A maioria do projetos que fiz no passado era tão relevante que merecia uma continuação. Por mais que eu tenha feito um projeto há três anos, os temas continuam lá e sofreram as suas mudanças, evoluções e transformações. Eu também, como humano, tenho as minhas, à medida em que vou crescendo e aprendendo, vejo a vida de uma outra forma. Com isso, quero dizer que tenho estado a mexer nalguns projetos que não consigo largar - como o movimento religioso Mazione, estou a trabalhar nisso desde 2016.
DW África: Para além dessa recorrência de temáticas, alguma coisa mudou. O que é novo na tua temática?
MM: Como acabei de dizer, Moçambique está a mudar. E o que mais me chama a atenção é a preservação de valores culturais. Quando chegas a Maputo, vês na praia da Costa do Sol jovens que praticam essas crenças e rituais [maziones], mas quando te encontras com eles no escritório não querem que os reconheças. Para mim, isso tem a ver com o capitalismo, com a globalização que estamos a viver. Estamos a tentar fugir da nossa cultura para aceitar a cultura globalizada, algo que, a meu ver, não deveria existir. Nesse sentido, uso a fotografia como uma forma de incentivar e preservar esses valores culturais para que um dia sejam lembrados. Como se diz, a fotografia é a memória e o testemunho.
DW África: Tens projetos pessoais. Queres falar-nos de alguns deles?
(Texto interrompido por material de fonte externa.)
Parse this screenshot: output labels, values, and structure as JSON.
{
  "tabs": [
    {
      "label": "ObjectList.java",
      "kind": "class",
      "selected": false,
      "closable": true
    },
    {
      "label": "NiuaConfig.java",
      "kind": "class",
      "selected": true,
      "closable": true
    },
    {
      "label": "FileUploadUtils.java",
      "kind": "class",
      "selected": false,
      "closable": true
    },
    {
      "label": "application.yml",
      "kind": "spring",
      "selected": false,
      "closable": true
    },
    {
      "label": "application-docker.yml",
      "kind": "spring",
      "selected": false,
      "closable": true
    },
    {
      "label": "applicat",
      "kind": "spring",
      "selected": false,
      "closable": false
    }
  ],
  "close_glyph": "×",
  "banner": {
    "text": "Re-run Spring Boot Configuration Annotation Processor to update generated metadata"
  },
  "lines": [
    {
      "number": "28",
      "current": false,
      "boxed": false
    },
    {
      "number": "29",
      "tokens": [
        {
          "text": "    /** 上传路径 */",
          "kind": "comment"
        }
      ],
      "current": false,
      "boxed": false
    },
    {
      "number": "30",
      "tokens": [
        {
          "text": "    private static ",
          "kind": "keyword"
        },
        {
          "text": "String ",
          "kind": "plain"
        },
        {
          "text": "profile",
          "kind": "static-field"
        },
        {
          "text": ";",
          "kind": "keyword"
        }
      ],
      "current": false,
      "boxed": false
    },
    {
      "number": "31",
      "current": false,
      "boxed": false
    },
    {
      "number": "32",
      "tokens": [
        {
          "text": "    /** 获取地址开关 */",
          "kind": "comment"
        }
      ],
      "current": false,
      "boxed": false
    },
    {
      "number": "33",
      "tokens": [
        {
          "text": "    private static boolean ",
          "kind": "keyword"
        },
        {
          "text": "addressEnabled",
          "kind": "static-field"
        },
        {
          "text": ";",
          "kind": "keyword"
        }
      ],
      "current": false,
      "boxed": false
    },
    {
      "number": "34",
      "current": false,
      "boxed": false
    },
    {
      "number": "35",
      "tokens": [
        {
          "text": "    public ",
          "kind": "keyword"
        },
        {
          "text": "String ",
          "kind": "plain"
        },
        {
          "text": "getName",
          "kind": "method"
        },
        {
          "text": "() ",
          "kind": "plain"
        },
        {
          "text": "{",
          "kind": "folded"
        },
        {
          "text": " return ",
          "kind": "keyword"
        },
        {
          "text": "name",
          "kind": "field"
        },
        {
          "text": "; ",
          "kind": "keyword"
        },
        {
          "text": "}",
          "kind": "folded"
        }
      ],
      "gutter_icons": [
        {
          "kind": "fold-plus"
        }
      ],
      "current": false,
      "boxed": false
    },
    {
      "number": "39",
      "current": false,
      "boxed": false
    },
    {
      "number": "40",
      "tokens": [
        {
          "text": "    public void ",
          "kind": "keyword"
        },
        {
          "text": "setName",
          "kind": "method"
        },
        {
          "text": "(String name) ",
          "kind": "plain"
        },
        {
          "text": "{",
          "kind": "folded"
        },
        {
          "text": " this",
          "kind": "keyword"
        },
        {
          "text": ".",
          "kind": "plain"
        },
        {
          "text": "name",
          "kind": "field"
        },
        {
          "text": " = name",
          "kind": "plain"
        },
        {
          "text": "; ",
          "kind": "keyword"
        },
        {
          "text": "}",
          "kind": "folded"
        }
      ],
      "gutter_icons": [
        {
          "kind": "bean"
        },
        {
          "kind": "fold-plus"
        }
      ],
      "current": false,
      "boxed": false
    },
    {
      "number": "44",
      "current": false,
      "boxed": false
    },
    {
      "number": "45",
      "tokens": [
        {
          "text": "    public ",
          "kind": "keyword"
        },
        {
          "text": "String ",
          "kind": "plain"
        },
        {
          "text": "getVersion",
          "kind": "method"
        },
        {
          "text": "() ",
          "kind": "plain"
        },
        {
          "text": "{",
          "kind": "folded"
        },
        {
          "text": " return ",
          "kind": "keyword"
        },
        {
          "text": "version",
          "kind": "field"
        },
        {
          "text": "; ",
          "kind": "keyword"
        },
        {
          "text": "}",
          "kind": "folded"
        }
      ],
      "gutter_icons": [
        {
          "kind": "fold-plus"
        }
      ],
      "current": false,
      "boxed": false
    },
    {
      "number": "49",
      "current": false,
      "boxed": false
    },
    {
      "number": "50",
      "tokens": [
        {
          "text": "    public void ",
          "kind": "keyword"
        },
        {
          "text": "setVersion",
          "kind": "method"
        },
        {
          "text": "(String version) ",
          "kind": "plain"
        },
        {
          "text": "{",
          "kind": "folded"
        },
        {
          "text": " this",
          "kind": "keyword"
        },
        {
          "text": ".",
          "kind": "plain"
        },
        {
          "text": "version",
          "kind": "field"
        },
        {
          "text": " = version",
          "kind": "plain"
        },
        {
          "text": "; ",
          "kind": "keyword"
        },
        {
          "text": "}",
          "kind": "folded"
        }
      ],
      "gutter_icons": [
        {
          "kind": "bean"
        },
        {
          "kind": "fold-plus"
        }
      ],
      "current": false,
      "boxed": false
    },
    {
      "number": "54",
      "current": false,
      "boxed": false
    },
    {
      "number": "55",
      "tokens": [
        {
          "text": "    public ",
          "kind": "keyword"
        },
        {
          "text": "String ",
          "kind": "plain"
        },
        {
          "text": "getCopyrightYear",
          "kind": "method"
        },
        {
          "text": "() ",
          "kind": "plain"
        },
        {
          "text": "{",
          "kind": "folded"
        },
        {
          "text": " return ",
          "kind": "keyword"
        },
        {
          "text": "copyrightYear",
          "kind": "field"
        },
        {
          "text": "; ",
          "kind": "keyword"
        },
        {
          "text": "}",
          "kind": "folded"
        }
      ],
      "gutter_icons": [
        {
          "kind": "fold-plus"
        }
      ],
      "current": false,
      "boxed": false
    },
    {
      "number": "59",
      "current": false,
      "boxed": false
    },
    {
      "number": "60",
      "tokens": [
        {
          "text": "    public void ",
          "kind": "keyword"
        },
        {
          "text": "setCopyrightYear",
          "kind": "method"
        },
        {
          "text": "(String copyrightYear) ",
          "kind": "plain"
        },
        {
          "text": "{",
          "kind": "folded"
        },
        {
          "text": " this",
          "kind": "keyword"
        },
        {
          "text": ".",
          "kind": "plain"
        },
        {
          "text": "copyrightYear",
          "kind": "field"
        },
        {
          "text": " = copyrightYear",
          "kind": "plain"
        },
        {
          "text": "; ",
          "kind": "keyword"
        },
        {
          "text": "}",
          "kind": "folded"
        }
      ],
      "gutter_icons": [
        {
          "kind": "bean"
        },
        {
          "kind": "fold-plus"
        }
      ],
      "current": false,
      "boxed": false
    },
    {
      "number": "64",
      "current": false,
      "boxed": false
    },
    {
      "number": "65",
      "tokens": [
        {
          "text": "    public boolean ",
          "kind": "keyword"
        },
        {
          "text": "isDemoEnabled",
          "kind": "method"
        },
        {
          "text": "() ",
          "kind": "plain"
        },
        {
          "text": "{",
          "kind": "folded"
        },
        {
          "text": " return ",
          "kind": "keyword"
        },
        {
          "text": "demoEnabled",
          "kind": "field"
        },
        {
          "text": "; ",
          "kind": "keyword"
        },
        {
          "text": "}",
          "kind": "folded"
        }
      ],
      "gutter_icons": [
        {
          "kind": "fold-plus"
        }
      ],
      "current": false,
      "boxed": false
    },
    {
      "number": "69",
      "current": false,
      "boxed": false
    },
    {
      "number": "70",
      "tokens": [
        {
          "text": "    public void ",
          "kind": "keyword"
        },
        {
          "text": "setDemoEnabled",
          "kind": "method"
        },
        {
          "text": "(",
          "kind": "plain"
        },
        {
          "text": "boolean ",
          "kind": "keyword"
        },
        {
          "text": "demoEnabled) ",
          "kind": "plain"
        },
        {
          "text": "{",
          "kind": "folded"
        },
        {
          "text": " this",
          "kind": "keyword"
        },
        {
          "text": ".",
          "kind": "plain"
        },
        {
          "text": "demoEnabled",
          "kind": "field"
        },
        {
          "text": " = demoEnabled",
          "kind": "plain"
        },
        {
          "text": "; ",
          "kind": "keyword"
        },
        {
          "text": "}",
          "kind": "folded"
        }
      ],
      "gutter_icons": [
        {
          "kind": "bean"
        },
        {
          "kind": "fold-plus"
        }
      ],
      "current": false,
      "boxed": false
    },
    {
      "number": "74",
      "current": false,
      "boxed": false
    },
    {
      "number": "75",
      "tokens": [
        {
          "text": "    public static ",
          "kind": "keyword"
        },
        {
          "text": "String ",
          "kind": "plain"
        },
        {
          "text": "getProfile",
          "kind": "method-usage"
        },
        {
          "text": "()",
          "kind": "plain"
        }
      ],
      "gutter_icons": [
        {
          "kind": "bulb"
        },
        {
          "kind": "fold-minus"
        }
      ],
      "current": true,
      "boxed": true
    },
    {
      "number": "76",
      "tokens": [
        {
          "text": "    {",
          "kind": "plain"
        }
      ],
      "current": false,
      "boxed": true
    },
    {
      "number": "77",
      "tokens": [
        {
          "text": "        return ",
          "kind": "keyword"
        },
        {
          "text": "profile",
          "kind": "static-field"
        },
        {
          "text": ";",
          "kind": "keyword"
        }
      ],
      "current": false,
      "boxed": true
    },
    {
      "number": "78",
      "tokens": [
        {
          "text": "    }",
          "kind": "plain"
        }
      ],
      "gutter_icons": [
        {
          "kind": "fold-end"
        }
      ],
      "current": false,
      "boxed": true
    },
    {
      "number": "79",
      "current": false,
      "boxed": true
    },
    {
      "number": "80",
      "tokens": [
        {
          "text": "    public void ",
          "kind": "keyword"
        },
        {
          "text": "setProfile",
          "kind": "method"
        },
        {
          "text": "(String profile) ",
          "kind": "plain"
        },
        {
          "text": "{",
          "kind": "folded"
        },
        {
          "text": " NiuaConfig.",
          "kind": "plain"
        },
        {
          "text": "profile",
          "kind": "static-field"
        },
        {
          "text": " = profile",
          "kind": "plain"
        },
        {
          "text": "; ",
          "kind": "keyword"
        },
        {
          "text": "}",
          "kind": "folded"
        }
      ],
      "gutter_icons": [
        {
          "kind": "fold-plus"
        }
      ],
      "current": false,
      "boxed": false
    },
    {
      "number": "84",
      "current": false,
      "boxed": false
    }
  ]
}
MM: Esse é um dos projetos pessoais que vai resultar num livro que vai sair já em março e também estou a pesquisar outros temas em Moçambique.
DW África: E projetos que beneficiem moçambicanos, como, por exemplo, oficinas de fotografia?
MM: Já há alguns anos que tenho estado a tentar fazer em Moçambique e isso tem sido complicado devido ao nosso famoso coro, que são as condições e os interesses do Governo. Mesmo assim, não sou de culpar os outros e de parar, mas não é fácil. Tentei fazer muitas coisas, como o festival de fotografia, que nunca chegou a funcionar, tentei criar alguns prémios que não chegaram a funcionar e, neste momento, estou a afastar-me um pouco de algumas energias a nível local, criando projetos pessoalmente.
Estou a montar o meu centro de residência na Ponta de Ouro e tenho o objetivo de convidar artistas de fora e locais que possam criar projetos de modo a beneficiar a comunidade local e a educar a mesma comunidade para que ela também entenda sobre a arte, porque muitas vezes o artista cria projetos na comunidade e depois leva para uma galeria que está no centro da cidade e quem frequenta é a elite. E depois, quando criamos projetos, a comunidade não entende e reclamamos que a sociedade não entende nada.
DW África: Disseste que tiveste projetos que não funcionaram. Quais foram os entraves?
MM: Nesse projeto como fotógrafo quis convidar pessoas para participarem, porque ninguém pode fazer nada sozinho. Estava a andar tudo bem e as pessoas prometiam associar-se, mas, na prática, não o faziam. Aquelas que aceitaram participar depois sentiram um peso. porque não tinham nenhum retorno financeiro. porque não temos nenhum apoio ou parceria a nível local. Até havia parcerias, mas só ofereciam o espaço.
DW África: E que tipo de colaboração tens com o Ministério da Cultura?
MM: Não gosto muito de ser pessimista, mas isso não existe.
DW África: Não há nenhum tipo de aproximação? Não há fóruns específicos onde fotógráfos, por exemplo, se encontrem periodicamente com algum departamento para discutir o andamento do mundo da fotografia?
MM: Quanto ao Ministério da Cultura, não existe mesmo nada, pelo que sei. Também reconheço que é uma instituição política e administrativa, mas ela não funciona de modo a colaborar com artistas a nível local. E não é só ao nível do Ministério, tenho estado a expor muito pelo mundo fora e não existe nenhum interesse da embaixada de Moçambique em querer, pelo menos, ver a exposição de um moçambicano. Existiram apenas dois cônsules que foram muito simpáticos, como é o caso de Carlos dos Santos, na altura em Londres e agora nos Estados Unidos, que faz sempre visitas aos artistas e acomoda-os muito bem. Também há outro embaixador que está no Dubai. Em quinze anos de exposições no estrangeiro, devo dizer que nunca tive esse apoio do Governo.